By the time you read this it will all be over, but will it? I’ve had a bad feeling all along about those who opposed the result of the 2016 referendum. When they don’t get what they want, they play dirty — just look what they did to Lady T 29 years or so ago. And speaking of the greatest prime minister ever, Charles Moore’s biography of Maggie, a magnificent achievement, has left me open-mouthed at his scholarship and ability to write 3,000 pages in such a relatively short time.
It should be required reading in schools, but that, in turn, would require students to be able to read and concentrate, something the little darlings cannot be expected to do nowadays, what with Twitter and other such diversions that keep them occupied and as dumb as planks. Reading the book sure brought back lots of memories — of the three-day week when I first arrived to live in Britain, and the winter of discontent.
After Lady T had fixed the country and been repaid by types like Heseltine, she came to Switzerland and we fast became friends. She once asked me where all the heroes had gone.

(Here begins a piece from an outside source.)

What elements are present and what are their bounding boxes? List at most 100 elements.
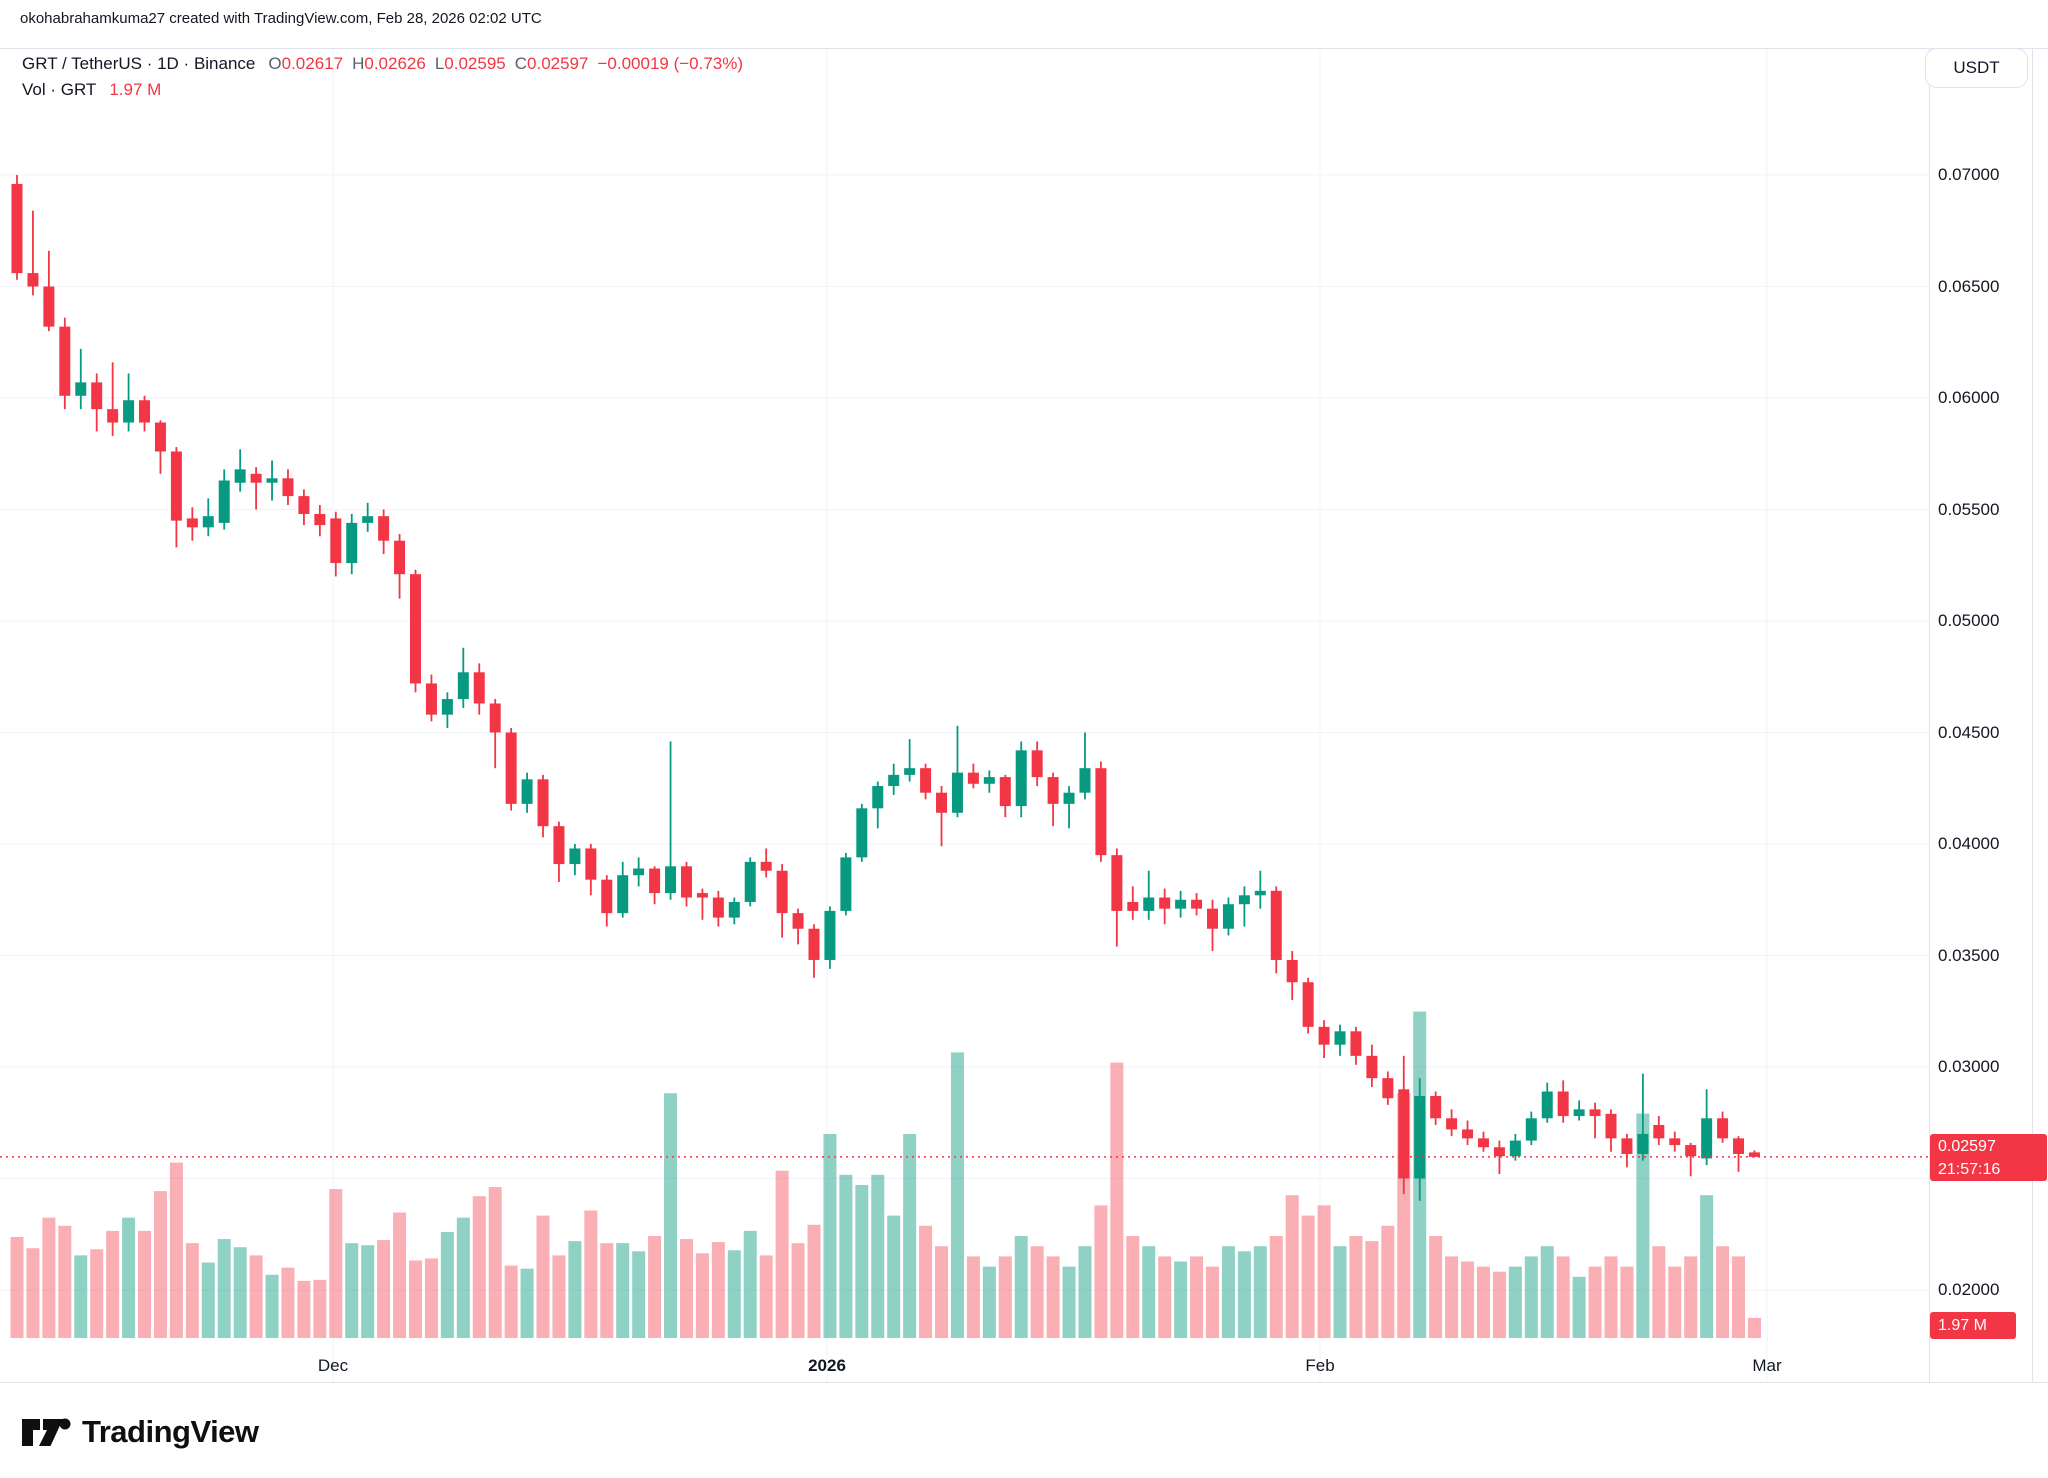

I should have said that she should know, she was the last one. I didn’t, out of shyness and not wanting to grovel. But I regret it to this day because the lady deserved it. She was definitely the last Brit hero — I use the masculine noun deliberately. She saved the bloody country, after all.
In a long review of Charles’s book in a Yankee weekly, a bitter sort of Brit complains that she showed no inner life: ‘…in all of Moore’s thousands of pages, there is not the slightest stirring of interiority.’